At least 11 people were killed across Syria early Tuesday, the LCC said.

Meanwhile, former Prime Minister Riyad Hijab was out of the country Tuesday, a day after defecting from President Bashar al-Assad's regime.

"I announce today my defection from the killing and terrorist regime, and I announce that I have joined the ranks of the freedom and dignity revolution. I announce that I am from today a soldier in this blessed revolution," Hijab said in a written statement, read by a Syrian opposition official Monday on Al Jazeera.

Al-Assad appointed Hijab as prime minister about 2 months ago -- roughly the same time when Hijab started hatching his plan to defect, said Hijab's spokesman, Muhammad el-Etri said.

The former prime minister escaped Syria with the help of the rebel Free Syrian Army, el-Etri said.

Hijab's defection drew optimism from officials in Washington.

"The momentum is with the opposition and with the Syrian people.
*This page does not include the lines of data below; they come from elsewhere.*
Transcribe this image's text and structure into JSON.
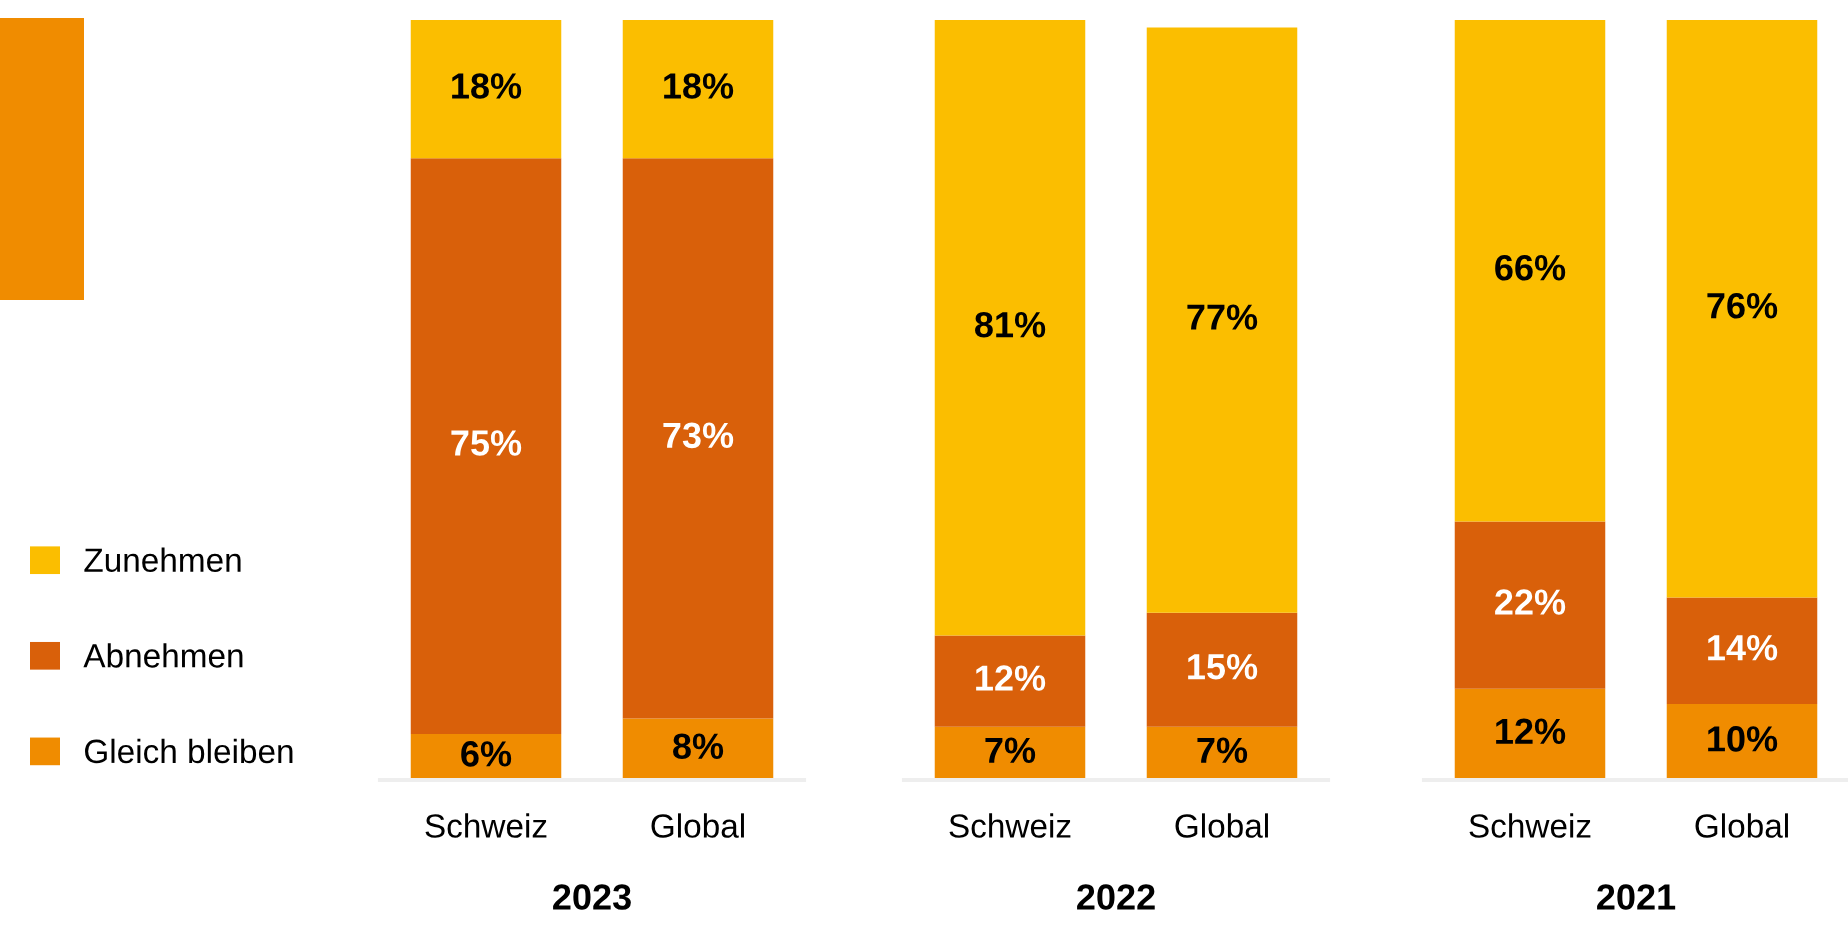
{
  "chart_data": [
    {
      "type": "bar",
      "stacked": true,
      "legend": "left",
      "xlabel": "2023",
      "categories": [
        "Schweiz",
        "Global"
      ],
      "series": [
        {
          "name": "Gleich bleiben",
          "color": "#f08c00",
          "values": [
            6,
            8
          ],
          "value_labels": [
            "6%",
            "8%"
          ]
        },
        {
          "name": "Abnehmen",
          "color": "#d9600a",
          "values": [
            75,
            73
          ],
          "value_labels": [
            "75%",
            "73%"
          ]
        },
        {
          "name": "Zunehmen",
          "color": "#fbbe00",
          "values": [
            18,
            18
          ],
          "value_labels": [
            "18%",
            "18%"
          ]
        }
      ]
    },
    {
      "type": "bar",
      "stacked": true,
      "xlabel": "2022",
      "categories": [
        "Schweiz",
        "Global"
      ],
      "series": [
        {
          "color": "#f08c00",
          "values": [
            7,
            7
          ],
          "value_labels": [
            "7%",
            "7%"
          ]
        },
        {
          "color": "#d9600a",
          "values": [
            12,
            15
          ],
          "value_labels": [
            "12%",
            "15%"
          ]
        },
        {
          "color": "#fbbe00",
          "values": [
            81,
            77
          ],
          "value_labels": [
            "81%",
            "77%"
          ]
        }
      ]
    },
    {
      "type": "bar",
      "stacked": true,
      "xlabel": "2021",
      "categories": [
        "Schweiz",
        "Global"
      ],
      "series": [
        {
          "color": "#f08c00",
          "values": [
            12,
            10
          ],
          "value_labels": [
            "12%",
            "10%"
          ]
        },
        {
          "color": "#d9600a",
          "values": [
            22,
            14
          ],
          "value_labels": [
            "22%",
            "14%"
          ]
        },
        {
          "color": "#fbbe00",
          "values": [
            66,
            76
          ],
          "value_labels": [
            "66%",
            "76%"
          ]
        }
      ]
    }
  ]
}
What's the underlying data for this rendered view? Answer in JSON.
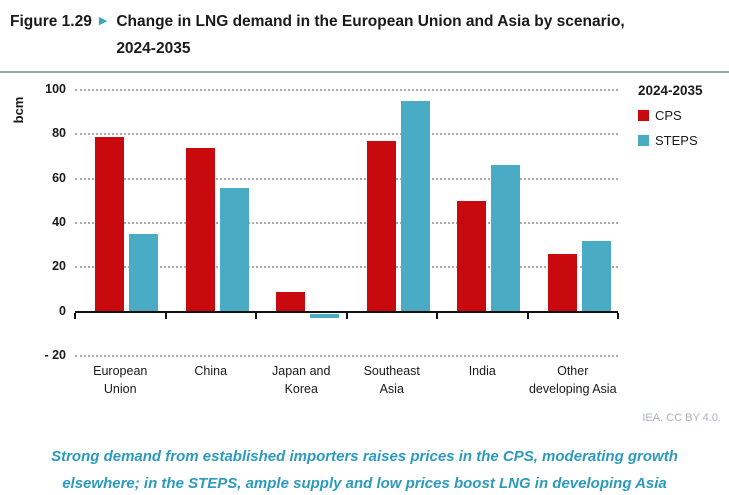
{
  "figure": {
    "label": "Figure 1.29",
    "pointer_icon": "▶",
    "title": "Change in LNG demand in the European Union and Asia by scenario, 2024-2035"
  },
  "chart_data": {
    "type": "bar",
    "unit_label": "bcm",
    "legend_title": "2024-2035",
    "legend_position": "top-right",
    "categories": [
      "European Union",
      "China",
      "Japan and Korea",
      "Southeast Asia",
      "India",
      "Other developing Asia"
    ],
    "x_label_lines": [
      [
        "European",
        "Union"
      ],
      [
        "China"
      ],
      [
        "Japan and",
        "Korea"
      ],
      [
        "Southeast",
        "Asia"
      ],
      [
        "India"
      ],
      [
        "Other",
        "developing Asia"
      ]
    ],
    "series": [
      {
        "name": "CPS",
        "color": "#C8090D",
        "values": [
          79,
          74,
          9,
          77,
          50,
          26
        ]
      },
      {
        "name": "STEPS",
        "color": "#4AABC5",
        "values": [
          35,
          56,
          -2,
          95,
          66,
          32
        ]
      }
    ],
    "ylim": [
      -20,
      100
    ],
    "yticks": [
      100,
      80,
      60,
      40,
      20,
      0,
      -20
    ],
    "grid": "dotted-horizontal"
  },
  "footer": {
    "credit": "IEA. CC BY 4.0."
  },
  "caption": "Strong demand from established importers raises prices in the CPS, moderating growth elsewhere; in the STEPS, ample supply and low prices boost LNG in developing Asia"
}
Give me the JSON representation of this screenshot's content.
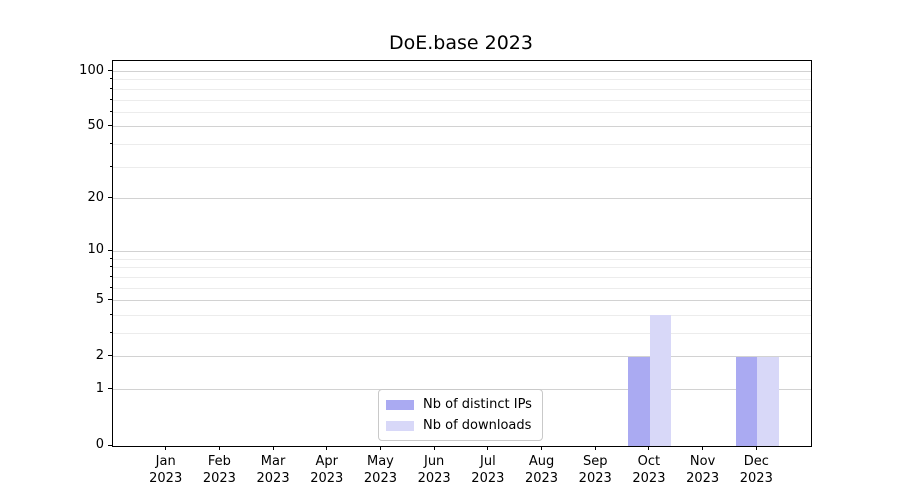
{
  "title": "DoE.base 2023",
  "chart_data": {
    "type": "bar",
    "title": "DoE.base 2023",
    "categories": [
      "Jan",
      "Feb",
      "Mar",
      "Apr",
      "May",
      "Jun",
      "Jul",
      "Aug",
      "Sep",
      "Oct",
      "Nov",
      "Dec"
    ],
    "category_year": "2023",
    "series": [
      {
        "name": "Nb of distinct IPs",
        "color": "#aaaaf2",
        "values": [
          0,
          0,
          0,
          0,
          0,
          0,
          0,
          0,
          0,
          2,
          0,
          2
        ]
      },
      {
        "name": "Nb of downloads",
        "color": "#d8d8f8",
        "values": [
          0,
          0,
          0,
          0,
          0,
          0,
          0,
          0,
          0,
          4,
          0,
          2
        ]
      }
    ],
    "yscale": "log10(1+x)",
    "yticks": [
      0,
      1,
      2,
      5,
      10,
      20,
      50,
      100
    ],
    "minor_yticks": [
      3,
      4,
      6,
      7,
      8,
      9,
      30,
      40,
      60,
      70,
      80,
      90
    ],
    "ylim": [
      0,
      114
    ],
    "xlabel": "",
    "ylabel": "",
    "grid": true,
    "legend_position": "bottom-center-inside",
    "colors": {
      "major_grid": "#d2d2d2",
      "minor_grid": "#ececec",
      "spine": "#000000",
      "background": "#ffffff"
    }
  }
}
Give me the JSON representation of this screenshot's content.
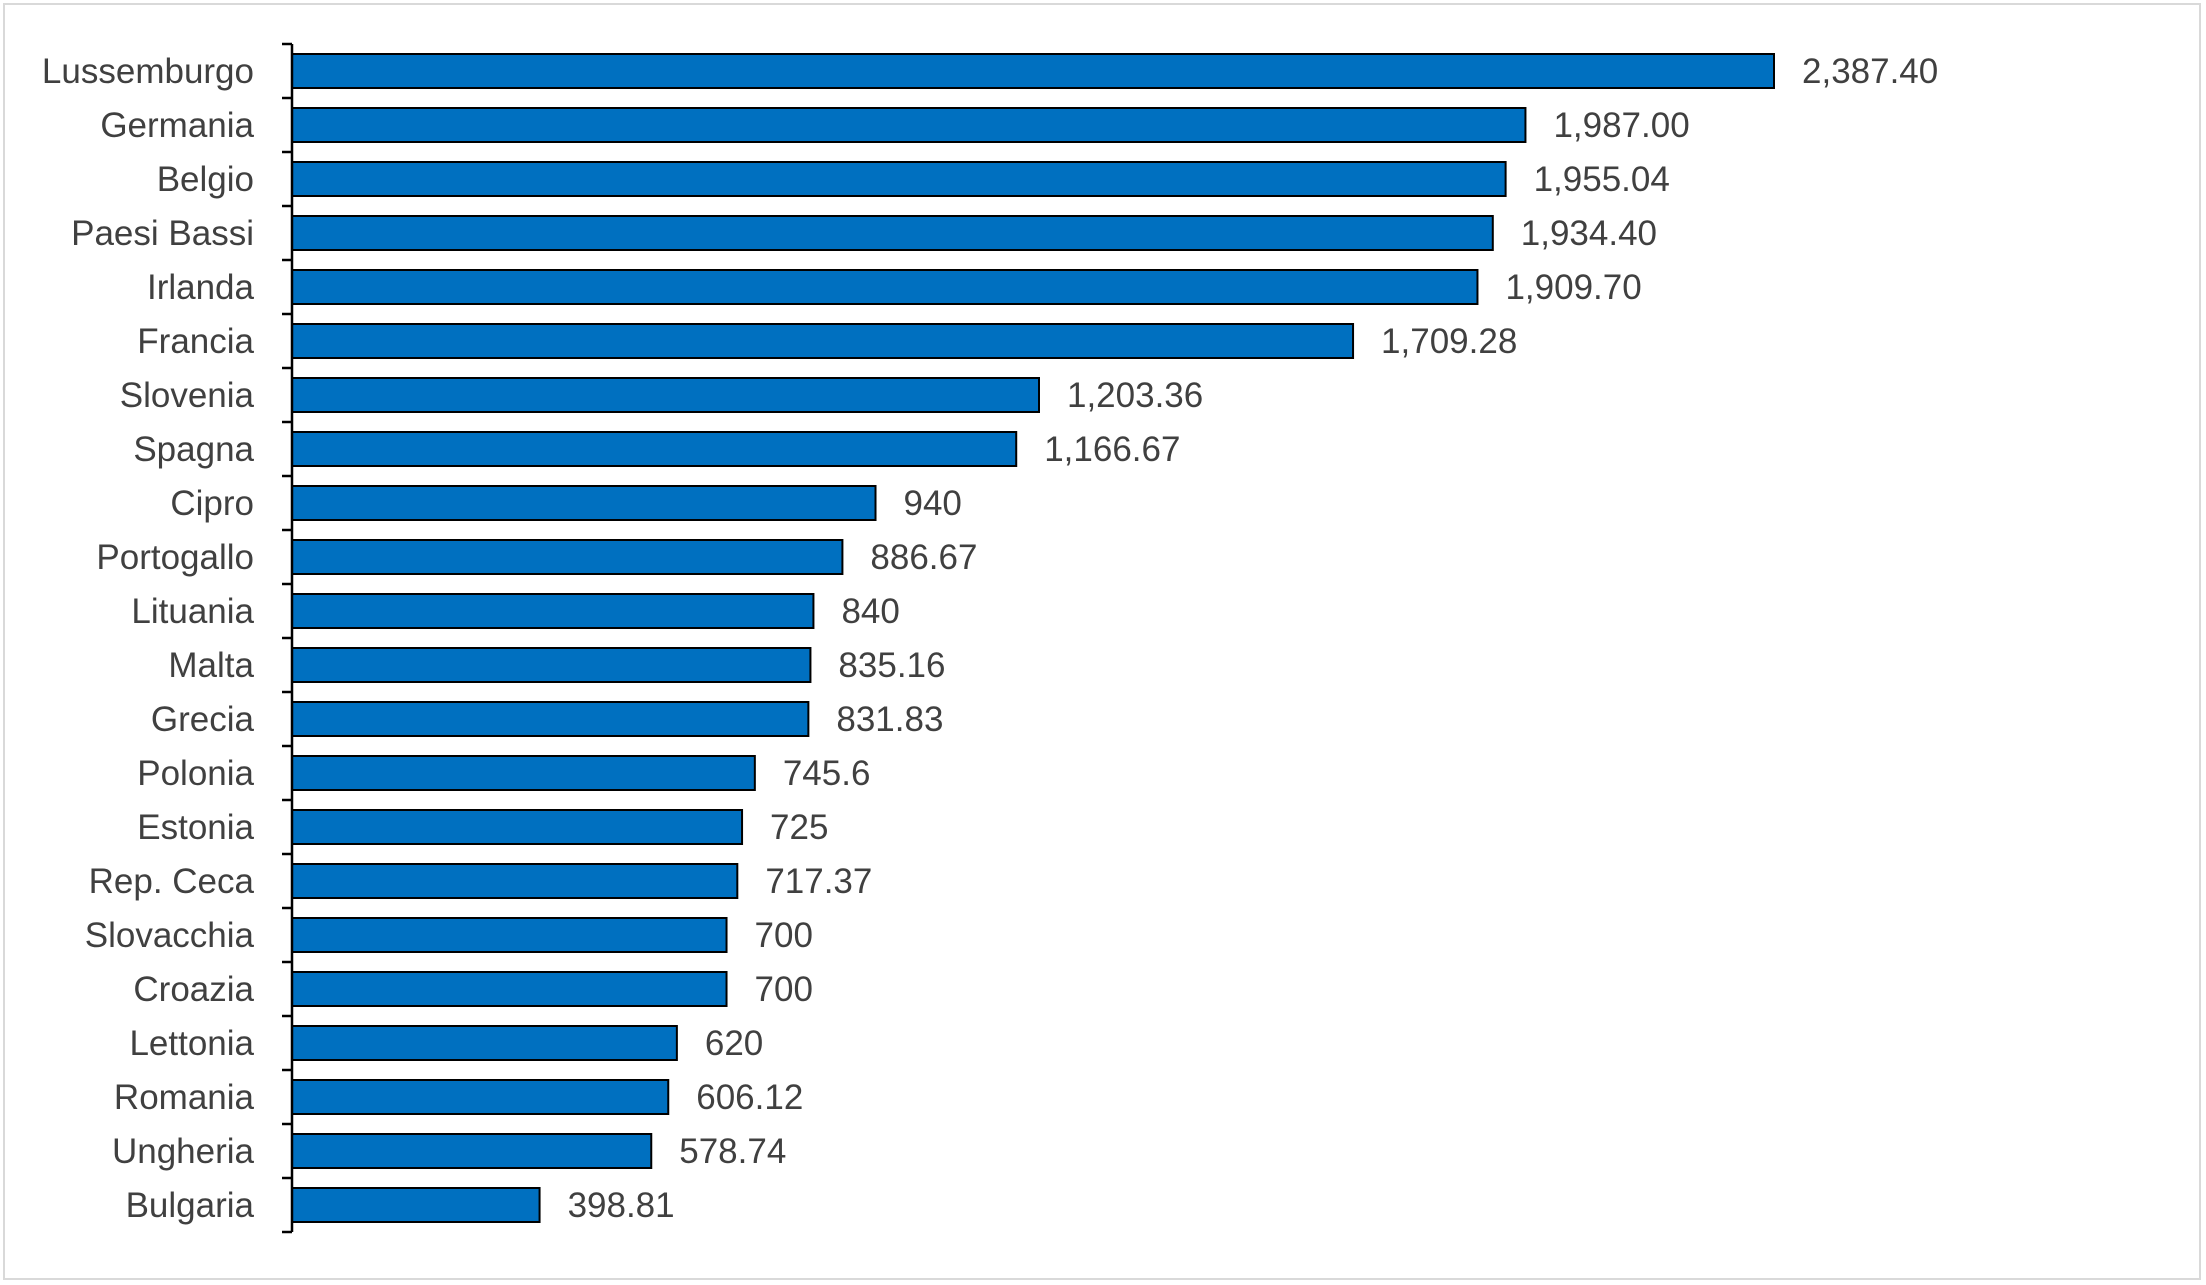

It is clear that these defections are reaching the highest levels of the Syrian government, and Assad cannot restore his control over the country because the Syrian people will not allow it," White House spokesman Jay Carney said.

But some analysts said Hijab's departure doesn't necessarily mean al-Assad's regime will implode anytime soon.

"The prime minister in Syria is the head of the government, but the government in Syria doesn't rule the country," said Andrew Tabler of the Washington Institute for Near East Policy. "It's the regime, and the regime includes the security services, the army and the members of the Assad family."

In addition, al-Assad's regime is comprised primarily of minority Alawites, while Hijab is a Sunni.

"The lack of any meaningful leadership defections from the Alawite sector of the regime is very distressing," said Aram Nerguizian of the Center for Strategic and International Studies. Sunni defections have not weakened the regime's inner core, he said.

Nonetheless, Hijab's departure is considered the highest-profile defection from the Syrian government.

In July, one of Syria's most senior diplomats -- Nawaf al-Fares -- defected, publicly embraced his country's uprising and called for a foreign military intervention. Al-Fares was Syria's ambassador to Iraq.

Manaf Tlas, a Sunni general in Syria's elite Republican Guards, also defected last month. Tlas is the son of a former defense minister and a cousin of a first lieutenant in al-Assad's army.

Hijab, like al-Fares and Tlas, is a Sunni who served in a power structure dominated by the Alawite minority, an offshoot of Shiism.

Opposition leaders hailed the news of Hijab's defection.

"We consider the defection to be what is morally right and what is called for at this historic time," said Abdulbaset Sieda, head of the Syrian National Council. "This is a killer and criminal regime, and at this historic moment, there should be no further hesitation. It is imperative to stand by the people of Syria now."

It was not clear exactly where Hijab was on Tuesday.

El-Etri, his spokesman, said Monday that Hijab was "in a country neighboring Syria" and would be heading to Qatar "sometime soon."

George Sabra, a spokesman for the opposition Syrian National Council, said Monday that Hijab arrived with his family in Jordan.

Roughly 17,000 people have been killed since the Syrian conflict first flared in March 2011, when government forces began cracking down on protesters, U.N. Secretary-General Ban Ki-moon said last month. The opposition put the toll at more than 20,000.

CNN can not independently confirm reports of violence, as the government has severely restricted access to Syria by international journalists.